A lot of outdoorsfolk say to watch the animals for how to behave in the woods. There’s an eccentric and controversial long-distance hiking guru named Ray Jardine who even feels we ought to poo as they do, whether we are indoors at the toilet or out. We should sit down, poo as much as we can, and immediately get back up. If we sit for hours at the pot, we train our bowels to excrete their contents leisurely. But over time, he is convinced, we can retrain our bowels to do their business and be done with it, just like the animals, and that this is actually healthier. But pooing is a rabbit trail; the point is watching animals.
I remembered that little Rayism this morning while I watched from the window as Beth made her rounds. She looked into a tire rut for muddy water, her favorite flavor. She meandered through the leaves, sniffing at one in particular, side-hilled down the embankment to the creek, and side-hilled back up. All along the border of the property she went, seeing what's new since yesterday, what's old.
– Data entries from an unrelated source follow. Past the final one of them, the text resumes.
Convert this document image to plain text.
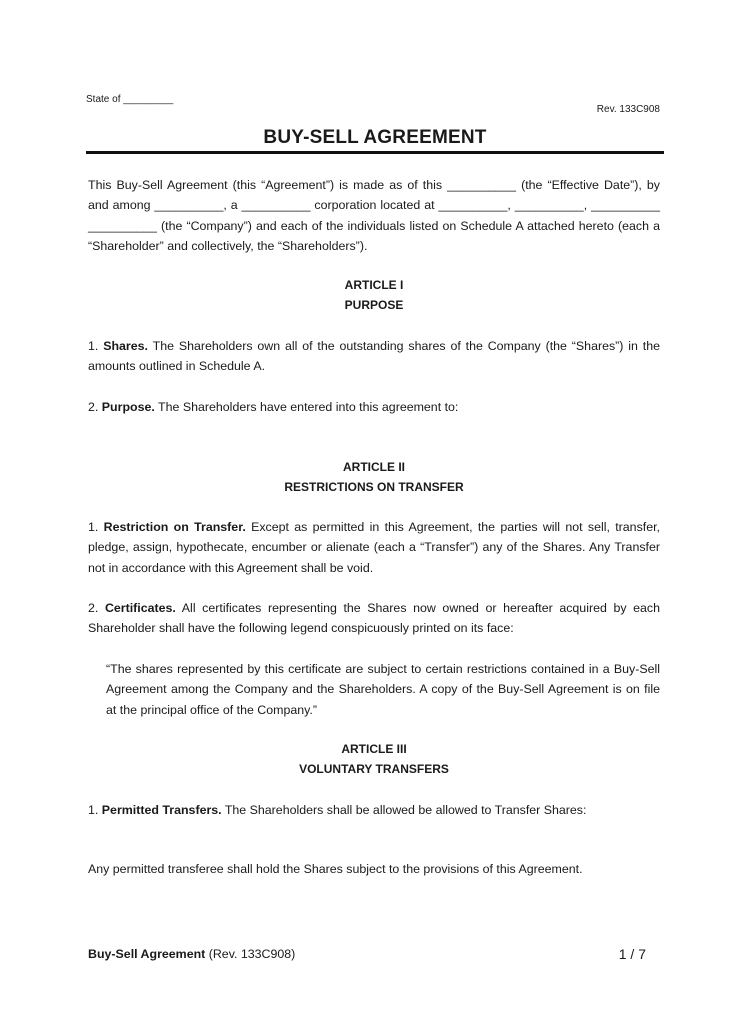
State of _________
Rev. 133C908
BUY-SELL AGREEMENT

This Buy-Sell Agreement (this “Agreement”) is made as of this __________ (the “Effective Date”), by and among __________, a __________ corporation located at __________, __________, __________ __________ (the “Company”) and each of the individuals listed on Schedule A attached hereto (each a “Shareholder” and collectively, the “Shareholders”).

ARTICLE I
PURPOSE

1. Shares. The Shareholders own all of the outstanding shares of the Company (the “Shares”) in the amounts outlined in Schedule A.

2. Purpose. The Shareholders have entered into this agreement to:

ARTICLE II
RESTRICTIONS ON TRANSFER

1. Restriction on Transfer. Except as permitted in this Agreement, the parties will not sell, transfer, pledge, assign, hypothecate, encumber or alienate (each a “Transfer”) any of the Shares. Any Transfer not in accordance with this Agreement shall be void.

2. Certificates. All certificates representing the Shares now owned or hereafter acquired by each Shareholder shall have the following legend conspicuously printed on its face:

“The shares represented by this certificate are subject to certain restrictions contained in a Buy-Sell Agreement among the Company and the Shareholders. A copy of the Buy-Sell Agreement is on file at the principal office of the Company.”

ARTICLE III
VOLUNTARY TRANSFERS

1. Permitted Transfers. The Shareholders shall be allowed be allowed to Transfer Shares:

Any permitted transferee shall hold the Shares subject to the provisions of this Agreement.

Buy-Sell Agreement (Rev. 133C908)	1 / 7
She was a live picture of the concept of visiting your life’s borders, taking stock of yourself, seeing what’s new and what's old. This is something that can only be done in stillness, non-rushedly, even if there is commotion all around. Traffic buzzed by, cars and big trucks on the road, planes overhead. And Beth, apparently unaffected by these things, kept sniffing and looking. I want to sniff and look more too!
Sniffing out the borders is something big to me about now, because Jason and I are in a holding pattern, not making any sudden movements, and it's a good time to take stock. A lot has been on our collective mind. I will blog about it soon, but in a different entry or it'd be way too long.
1 comment:
Oh, to know what is in their collective mind...I gotta know.